Die Pest brach aus. Zuerst in der Gemeinde Henau, im Hof Gupfen. Dort erschien nachts ein weißes Frauchen. Es kehrte mit einem weißen Besen emsig die Türschwelle, worauf ein weißlicher Rauch aufstieg. So begann die Seuche. Ein Familienmitglied nach dem andern starb dahin. Der Rauch blieb immer sichtbar. Da bohrte der letzte noch lebende Sohn ein Loch in die Wand. Der Rauch fuhr hinein und die Pest verließ das Haus. Nun war sie frei und wütete im ganzen Dorf. Immer, wenn in einem Haus die Seuche ausbrach, war das Frauchen mit seinem Besen sichtbar.
Das Frauchen wischte nicht nur in Henau, sondern weit und breit. In der Stadt Wil raffte die Pest von Oktober 1610 bis November 1611 insgesamt 919 Menschen hinweg, darunter fünf Kapläne. In Jonschwil starben 332 Personen, die Mehrheit davon in Oberuzwil, das damals nach Jonschwil kirchgenössig war. Ganze Wagenladungen von Leichen wurden von Oberuzwil auf den Jonschwiler Friedhof gebracht. Eines Tages erlagen gleich zwei Fuhrleute, die den Leichentransport besorgen sollten, auf offener Straße der Seuche, so dass erst ein dritter Fuhrmann die Leichen auf den Friedhof bringen konnte.
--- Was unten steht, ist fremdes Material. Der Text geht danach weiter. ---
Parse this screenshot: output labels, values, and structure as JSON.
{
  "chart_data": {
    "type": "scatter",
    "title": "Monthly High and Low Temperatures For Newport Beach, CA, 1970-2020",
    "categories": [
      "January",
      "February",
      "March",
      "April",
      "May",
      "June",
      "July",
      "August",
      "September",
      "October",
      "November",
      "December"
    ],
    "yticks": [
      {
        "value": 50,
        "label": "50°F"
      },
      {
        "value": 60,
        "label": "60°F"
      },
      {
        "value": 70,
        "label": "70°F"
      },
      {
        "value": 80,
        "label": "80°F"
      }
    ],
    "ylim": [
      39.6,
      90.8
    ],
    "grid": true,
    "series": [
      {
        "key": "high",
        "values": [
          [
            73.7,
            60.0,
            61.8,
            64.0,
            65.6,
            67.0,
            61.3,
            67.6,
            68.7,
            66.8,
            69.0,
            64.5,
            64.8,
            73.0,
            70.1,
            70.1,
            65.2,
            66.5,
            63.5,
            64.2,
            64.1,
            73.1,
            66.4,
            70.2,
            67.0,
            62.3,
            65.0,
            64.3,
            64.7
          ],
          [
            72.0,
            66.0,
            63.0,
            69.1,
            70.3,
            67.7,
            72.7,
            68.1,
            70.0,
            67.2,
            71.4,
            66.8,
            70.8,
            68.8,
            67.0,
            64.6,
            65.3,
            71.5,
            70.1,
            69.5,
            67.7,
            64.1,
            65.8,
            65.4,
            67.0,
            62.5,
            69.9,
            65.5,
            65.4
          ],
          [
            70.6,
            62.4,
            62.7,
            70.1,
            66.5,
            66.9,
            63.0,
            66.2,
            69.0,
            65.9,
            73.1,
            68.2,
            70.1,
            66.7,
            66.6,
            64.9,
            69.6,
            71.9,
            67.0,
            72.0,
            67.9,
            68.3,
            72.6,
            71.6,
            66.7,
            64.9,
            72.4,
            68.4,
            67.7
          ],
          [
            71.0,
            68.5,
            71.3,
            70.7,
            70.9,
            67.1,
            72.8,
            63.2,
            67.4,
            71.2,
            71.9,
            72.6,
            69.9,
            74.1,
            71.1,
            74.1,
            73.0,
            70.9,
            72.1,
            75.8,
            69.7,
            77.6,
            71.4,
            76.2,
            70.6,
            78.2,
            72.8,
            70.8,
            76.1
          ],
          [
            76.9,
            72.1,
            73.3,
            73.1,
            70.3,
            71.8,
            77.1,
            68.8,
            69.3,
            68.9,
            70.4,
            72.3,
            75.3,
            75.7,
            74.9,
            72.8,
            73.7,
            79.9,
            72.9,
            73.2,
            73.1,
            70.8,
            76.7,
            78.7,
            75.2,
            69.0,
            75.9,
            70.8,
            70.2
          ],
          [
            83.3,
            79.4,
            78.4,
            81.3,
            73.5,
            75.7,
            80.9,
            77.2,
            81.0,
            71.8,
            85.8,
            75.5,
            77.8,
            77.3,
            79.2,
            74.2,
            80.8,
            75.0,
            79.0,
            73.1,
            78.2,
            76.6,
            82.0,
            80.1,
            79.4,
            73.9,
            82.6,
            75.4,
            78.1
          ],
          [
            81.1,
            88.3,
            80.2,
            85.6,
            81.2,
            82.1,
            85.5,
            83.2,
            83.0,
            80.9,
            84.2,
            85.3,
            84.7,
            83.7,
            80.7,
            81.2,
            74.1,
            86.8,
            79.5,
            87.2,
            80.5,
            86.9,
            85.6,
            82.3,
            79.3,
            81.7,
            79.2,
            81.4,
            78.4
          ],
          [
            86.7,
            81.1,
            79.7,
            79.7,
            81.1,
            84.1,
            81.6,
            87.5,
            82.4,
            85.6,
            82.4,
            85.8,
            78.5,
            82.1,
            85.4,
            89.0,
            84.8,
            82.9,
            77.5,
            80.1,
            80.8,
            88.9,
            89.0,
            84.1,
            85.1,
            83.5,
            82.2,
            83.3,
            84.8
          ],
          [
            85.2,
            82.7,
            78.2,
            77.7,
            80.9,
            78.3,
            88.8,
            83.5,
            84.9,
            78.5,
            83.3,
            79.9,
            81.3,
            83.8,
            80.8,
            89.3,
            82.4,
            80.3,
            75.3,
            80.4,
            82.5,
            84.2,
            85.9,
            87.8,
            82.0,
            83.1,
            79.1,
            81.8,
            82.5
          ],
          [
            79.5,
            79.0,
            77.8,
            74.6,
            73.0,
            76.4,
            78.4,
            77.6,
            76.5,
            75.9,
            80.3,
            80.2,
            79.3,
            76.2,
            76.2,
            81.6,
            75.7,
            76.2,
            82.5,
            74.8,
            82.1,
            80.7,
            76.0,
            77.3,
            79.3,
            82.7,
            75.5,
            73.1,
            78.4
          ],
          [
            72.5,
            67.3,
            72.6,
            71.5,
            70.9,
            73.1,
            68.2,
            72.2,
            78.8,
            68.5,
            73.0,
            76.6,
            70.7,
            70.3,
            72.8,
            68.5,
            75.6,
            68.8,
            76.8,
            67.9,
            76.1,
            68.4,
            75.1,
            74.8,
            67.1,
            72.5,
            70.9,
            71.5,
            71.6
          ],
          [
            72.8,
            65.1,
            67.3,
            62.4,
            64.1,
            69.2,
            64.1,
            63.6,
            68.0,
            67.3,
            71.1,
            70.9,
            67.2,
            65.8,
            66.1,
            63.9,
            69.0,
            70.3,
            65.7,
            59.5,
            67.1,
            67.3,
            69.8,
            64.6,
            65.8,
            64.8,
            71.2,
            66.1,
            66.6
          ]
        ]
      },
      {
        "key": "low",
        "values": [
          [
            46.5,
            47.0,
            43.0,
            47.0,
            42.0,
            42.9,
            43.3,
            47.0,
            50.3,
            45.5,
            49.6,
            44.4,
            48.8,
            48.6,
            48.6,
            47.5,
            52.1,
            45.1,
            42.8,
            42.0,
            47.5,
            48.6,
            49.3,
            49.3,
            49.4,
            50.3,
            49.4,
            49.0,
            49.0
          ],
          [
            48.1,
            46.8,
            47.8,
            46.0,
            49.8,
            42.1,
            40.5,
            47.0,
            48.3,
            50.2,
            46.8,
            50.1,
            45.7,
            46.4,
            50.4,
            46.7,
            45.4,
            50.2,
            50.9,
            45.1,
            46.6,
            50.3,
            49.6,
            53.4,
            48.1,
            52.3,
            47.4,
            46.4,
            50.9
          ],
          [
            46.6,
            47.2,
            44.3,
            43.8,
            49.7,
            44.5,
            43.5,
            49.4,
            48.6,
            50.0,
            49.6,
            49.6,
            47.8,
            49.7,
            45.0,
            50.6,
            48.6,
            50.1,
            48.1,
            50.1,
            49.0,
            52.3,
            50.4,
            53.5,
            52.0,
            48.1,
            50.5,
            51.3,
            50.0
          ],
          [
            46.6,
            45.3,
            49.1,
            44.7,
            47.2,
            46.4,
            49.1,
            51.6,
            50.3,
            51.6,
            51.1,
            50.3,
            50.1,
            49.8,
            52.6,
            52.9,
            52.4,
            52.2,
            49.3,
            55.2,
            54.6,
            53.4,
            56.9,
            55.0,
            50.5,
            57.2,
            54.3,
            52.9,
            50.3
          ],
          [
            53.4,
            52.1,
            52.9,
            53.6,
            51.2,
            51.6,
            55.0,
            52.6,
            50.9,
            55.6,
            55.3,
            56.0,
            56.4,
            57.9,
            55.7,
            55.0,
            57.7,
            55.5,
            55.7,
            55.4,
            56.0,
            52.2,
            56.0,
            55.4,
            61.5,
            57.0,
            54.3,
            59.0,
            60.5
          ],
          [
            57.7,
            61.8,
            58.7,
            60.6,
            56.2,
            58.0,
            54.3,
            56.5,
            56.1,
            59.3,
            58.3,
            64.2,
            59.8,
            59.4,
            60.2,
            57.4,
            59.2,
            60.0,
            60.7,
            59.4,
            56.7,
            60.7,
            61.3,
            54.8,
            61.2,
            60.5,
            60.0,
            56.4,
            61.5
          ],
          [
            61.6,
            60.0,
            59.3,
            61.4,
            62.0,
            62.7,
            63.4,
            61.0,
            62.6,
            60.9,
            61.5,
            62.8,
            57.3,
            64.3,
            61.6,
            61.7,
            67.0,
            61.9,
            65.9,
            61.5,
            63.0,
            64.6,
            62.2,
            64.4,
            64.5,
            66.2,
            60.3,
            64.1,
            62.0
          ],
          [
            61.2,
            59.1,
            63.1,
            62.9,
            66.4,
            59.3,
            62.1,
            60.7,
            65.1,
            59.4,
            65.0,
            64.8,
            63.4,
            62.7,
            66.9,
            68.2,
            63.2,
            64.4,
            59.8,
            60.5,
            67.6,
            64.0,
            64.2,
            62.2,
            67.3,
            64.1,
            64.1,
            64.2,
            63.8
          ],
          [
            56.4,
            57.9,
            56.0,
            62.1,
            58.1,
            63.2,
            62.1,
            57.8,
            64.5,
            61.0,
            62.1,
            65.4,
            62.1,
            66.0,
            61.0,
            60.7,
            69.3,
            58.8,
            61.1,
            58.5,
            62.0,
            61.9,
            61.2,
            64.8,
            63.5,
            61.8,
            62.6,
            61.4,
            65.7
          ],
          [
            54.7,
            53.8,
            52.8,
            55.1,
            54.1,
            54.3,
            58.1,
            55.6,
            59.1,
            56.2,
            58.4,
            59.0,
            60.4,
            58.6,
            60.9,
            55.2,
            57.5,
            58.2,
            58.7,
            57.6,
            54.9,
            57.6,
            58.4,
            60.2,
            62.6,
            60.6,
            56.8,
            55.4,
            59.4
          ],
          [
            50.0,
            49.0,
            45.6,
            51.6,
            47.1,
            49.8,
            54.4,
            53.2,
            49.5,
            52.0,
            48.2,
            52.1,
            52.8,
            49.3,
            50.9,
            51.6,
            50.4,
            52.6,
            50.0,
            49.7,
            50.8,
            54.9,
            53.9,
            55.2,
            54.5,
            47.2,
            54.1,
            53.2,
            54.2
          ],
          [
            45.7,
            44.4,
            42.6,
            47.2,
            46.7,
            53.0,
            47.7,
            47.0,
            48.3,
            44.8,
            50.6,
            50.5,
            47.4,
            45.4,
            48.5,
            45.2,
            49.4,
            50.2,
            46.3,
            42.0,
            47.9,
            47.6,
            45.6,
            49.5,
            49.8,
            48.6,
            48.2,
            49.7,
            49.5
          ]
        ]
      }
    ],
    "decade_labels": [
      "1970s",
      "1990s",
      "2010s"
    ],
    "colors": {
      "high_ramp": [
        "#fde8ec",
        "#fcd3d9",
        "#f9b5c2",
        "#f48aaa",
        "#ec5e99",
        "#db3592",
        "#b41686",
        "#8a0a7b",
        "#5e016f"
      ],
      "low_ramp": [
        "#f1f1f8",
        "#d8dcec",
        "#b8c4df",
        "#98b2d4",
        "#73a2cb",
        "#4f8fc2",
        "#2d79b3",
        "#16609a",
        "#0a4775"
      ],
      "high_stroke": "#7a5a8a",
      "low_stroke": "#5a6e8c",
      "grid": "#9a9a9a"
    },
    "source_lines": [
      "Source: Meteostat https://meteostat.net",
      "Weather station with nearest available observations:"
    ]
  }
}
Das Schreckensfrauchen kam auch nach Lenggenwil. Wie die Pest dort hauste, war noch lange auf einer Inschrift auf dem Friedhof zu lesen: »Ist das nicht ein große Klag, 99 in einem Grab.« Von Lenggenwil her kam das Frauchen auch nach Zuckenriet. – Not lehrt beten! Ein Zuckenrieter gelobte, eine Kapelle zu stiften. Er gehörte zu den wenigen Dorfbewohnern, die die Seuche überlebten.